GPT-4 has been made worse in the ChatGPT UI as well since the May update. It makes many more strange errors and has trouble reasoning around complex problems and ambiguity. Prompts similar to stuff that worked fine for me last month now require multiple iterations of feedback. I’d switch to using the API, but I’d go over the equivalent $20 of usage pretty quickly.
The models tend to degrade when trained to be safer.
A GPT-4 talk on youtube by personnel from Microsoft has documented this phenomenon with the 'Tikz Unicorn' evolution shown in the GPT-4 technical paper.
The model gets qualitatively better with more training, and then degrades when trained to be safer (against racism sexism, etc), but it is not entirely clear why. These would seem very unrelated, especially when considering work done in LM editing (ROME/MEMIT) and the decent localization of knowledge seen there.
So, perhaps both the "I'm sorry I can't..." and 'strange errors' are not entirely orthogonal.
To me it is clear why. Imagine someone told you "answer immediately, top of your head: what's the best seasoning?". You'd just blurt out whatever specific you associated with pleasing seasoning (and that would be a good answer). Now imagine someone said "answer immediately, off the top of your head, but without offending any culture, gender, without a cultural bias, and without being presumptuous of the listener's socio-economic status (and if you fail one of these, someone dies) what's the best seasoning?"

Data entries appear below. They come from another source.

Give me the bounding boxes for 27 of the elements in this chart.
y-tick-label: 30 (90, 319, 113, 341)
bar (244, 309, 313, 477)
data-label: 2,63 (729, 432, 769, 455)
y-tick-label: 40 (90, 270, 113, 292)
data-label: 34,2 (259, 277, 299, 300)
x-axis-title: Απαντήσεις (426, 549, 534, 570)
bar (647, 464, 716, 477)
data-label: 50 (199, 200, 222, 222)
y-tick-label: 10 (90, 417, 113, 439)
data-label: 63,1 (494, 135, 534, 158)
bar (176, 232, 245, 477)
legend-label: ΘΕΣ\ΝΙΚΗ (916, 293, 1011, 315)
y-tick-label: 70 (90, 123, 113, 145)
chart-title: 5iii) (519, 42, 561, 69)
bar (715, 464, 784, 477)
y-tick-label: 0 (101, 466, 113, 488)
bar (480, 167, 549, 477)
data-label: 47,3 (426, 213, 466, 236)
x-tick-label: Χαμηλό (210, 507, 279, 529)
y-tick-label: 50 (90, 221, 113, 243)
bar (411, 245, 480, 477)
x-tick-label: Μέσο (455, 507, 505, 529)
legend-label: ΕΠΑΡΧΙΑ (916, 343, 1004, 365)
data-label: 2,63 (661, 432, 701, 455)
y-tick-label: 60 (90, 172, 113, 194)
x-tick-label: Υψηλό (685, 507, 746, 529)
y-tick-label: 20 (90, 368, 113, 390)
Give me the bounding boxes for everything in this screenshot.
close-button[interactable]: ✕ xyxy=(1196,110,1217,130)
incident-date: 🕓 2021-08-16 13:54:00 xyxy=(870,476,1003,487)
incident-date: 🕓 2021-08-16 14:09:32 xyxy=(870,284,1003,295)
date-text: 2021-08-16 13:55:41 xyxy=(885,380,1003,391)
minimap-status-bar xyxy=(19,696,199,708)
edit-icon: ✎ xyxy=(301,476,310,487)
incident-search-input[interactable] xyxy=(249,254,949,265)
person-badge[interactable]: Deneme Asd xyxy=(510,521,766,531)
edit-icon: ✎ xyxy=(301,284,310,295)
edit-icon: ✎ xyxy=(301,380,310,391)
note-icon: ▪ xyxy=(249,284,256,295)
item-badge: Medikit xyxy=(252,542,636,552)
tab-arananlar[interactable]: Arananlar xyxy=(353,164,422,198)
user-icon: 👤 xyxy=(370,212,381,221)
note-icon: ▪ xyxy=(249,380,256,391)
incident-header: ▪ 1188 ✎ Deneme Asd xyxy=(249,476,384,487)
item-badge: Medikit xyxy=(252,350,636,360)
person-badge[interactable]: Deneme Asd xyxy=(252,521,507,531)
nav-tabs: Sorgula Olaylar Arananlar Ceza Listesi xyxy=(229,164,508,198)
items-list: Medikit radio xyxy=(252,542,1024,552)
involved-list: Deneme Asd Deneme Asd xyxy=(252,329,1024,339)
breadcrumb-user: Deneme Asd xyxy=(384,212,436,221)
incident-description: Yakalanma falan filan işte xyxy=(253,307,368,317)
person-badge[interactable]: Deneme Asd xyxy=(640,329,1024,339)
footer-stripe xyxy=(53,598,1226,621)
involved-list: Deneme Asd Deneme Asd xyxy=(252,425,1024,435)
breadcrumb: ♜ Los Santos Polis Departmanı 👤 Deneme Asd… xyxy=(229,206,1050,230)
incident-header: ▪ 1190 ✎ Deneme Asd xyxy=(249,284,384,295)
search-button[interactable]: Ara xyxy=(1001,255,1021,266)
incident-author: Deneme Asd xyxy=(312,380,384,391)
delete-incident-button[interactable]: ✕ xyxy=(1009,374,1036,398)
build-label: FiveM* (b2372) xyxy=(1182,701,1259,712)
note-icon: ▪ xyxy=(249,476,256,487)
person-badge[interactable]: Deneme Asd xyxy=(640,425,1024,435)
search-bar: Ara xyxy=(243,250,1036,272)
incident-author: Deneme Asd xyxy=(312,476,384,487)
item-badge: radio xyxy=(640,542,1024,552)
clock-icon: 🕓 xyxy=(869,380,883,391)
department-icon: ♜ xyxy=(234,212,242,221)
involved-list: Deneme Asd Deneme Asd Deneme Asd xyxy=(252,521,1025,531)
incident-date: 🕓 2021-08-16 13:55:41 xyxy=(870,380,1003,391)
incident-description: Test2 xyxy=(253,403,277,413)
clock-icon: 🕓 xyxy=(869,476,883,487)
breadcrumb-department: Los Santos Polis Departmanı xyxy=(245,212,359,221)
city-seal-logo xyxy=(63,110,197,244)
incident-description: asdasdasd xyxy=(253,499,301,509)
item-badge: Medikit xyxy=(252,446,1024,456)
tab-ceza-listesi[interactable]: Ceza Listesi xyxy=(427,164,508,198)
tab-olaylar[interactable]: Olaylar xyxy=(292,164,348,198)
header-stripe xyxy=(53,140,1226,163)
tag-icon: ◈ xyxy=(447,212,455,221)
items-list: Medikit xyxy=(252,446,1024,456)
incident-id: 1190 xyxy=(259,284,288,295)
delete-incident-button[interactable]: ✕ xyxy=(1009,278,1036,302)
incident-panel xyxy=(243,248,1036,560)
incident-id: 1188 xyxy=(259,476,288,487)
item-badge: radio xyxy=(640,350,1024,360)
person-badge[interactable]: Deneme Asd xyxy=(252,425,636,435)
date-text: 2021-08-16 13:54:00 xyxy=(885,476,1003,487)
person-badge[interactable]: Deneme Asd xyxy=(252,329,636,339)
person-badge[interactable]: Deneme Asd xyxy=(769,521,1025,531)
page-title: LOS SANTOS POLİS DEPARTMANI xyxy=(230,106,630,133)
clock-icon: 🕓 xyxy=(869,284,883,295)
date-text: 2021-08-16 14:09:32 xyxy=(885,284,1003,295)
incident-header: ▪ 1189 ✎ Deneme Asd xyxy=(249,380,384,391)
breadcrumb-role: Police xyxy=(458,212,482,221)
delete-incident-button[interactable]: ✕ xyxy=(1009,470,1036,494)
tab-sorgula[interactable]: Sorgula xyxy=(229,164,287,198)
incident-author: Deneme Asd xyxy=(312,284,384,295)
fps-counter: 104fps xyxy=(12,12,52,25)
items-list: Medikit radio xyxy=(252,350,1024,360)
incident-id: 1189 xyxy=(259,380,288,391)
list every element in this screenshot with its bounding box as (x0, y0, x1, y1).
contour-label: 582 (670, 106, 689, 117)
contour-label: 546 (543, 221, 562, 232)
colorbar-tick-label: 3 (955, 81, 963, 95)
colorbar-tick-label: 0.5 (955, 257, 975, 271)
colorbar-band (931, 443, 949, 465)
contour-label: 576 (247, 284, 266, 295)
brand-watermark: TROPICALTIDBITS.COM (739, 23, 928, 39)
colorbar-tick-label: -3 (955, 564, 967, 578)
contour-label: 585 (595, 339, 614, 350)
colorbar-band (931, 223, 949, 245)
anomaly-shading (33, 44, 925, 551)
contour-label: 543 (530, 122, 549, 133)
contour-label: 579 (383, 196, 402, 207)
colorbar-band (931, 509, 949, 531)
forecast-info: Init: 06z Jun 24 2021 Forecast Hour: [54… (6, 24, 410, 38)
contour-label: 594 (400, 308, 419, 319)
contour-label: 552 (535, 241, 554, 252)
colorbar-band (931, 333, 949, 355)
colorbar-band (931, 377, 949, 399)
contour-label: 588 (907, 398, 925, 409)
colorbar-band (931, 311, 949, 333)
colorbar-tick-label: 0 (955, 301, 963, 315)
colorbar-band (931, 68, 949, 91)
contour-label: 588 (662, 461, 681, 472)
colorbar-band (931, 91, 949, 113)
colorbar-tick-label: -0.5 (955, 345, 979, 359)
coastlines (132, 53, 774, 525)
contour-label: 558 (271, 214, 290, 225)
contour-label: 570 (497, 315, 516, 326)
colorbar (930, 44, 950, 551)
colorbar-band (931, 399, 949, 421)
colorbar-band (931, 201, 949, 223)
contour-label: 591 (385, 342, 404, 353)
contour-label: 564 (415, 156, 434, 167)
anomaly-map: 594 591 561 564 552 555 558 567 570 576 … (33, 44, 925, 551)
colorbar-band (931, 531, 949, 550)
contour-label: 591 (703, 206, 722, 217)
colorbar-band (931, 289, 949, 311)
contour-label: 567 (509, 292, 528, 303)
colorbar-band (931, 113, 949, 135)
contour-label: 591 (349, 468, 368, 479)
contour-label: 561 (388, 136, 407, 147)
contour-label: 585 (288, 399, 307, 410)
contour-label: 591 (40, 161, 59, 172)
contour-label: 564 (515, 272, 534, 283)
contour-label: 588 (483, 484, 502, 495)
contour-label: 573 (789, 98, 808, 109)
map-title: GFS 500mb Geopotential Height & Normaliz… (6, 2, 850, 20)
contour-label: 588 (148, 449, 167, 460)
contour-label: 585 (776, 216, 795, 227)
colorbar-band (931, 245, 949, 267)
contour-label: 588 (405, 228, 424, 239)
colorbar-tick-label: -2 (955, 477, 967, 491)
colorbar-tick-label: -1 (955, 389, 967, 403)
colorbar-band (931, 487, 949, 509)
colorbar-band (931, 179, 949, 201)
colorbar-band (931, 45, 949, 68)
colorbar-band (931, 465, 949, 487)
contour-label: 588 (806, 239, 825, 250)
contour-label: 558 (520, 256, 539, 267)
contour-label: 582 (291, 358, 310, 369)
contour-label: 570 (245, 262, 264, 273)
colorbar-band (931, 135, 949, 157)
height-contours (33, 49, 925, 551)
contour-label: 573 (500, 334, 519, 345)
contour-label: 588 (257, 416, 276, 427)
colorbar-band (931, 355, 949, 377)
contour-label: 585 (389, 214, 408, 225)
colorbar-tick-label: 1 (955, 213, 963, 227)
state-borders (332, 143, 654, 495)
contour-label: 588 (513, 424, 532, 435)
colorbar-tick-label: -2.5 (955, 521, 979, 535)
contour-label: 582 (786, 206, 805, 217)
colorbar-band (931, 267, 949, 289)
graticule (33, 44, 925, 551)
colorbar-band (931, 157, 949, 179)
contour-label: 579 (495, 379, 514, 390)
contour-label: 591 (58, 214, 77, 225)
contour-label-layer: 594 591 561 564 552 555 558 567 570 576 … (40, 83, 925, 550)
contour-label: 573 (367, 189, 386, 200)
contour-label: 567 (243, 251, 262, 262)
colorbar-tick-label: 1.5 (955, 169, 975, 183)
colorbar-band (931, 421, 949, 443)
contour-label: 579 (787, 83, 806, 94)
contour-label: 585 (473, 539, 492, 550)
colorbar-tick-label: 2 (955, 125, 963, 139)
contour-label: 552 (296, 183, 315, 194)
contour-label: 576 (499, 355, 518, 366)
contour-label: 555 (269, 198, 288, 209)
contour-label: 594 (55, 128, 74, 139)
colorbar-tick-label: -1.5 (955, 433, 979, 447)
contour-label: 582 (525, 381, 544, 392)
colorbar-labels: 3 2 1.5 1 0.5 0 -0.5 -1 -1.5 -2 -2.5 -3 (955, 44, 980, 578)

Even without the way that is going to lead to all sorts of compromising and second guessing in the answer space, simply only a fraction now of your brain is left to associate about the question due to just holding all that other stuff in there.
Yes! I’ve noticed this too, it’s just slightly less sharp. It probably has to do with how much trouble they are having servicing all of the demand, so they have rolled out a scaled down version that requires less compute.
Nah. Most of the response are as an ai language model I can't, even if you ask for information you provided.
The API is where it's at. There are wrappers on it that create the same chat look and feel, that can run on vercel or other very low cost providers, some with simpler UI, some with more features,some replicating the UI exactly.
I was under the impression that it was mostly GPU vram based but once the model is loaded, it could produce output quickly? I'm probably over-simplifying things...
The latest gpt-3.5-turbo model generates very quickly and cheaply (in part to some recently-discoverd optimization techniques... older versions cost 10x more). While the required hardware to run GPT-4 is currently unknown, it generates considerably slower on average and its much higher cost points to a higher hardware cost.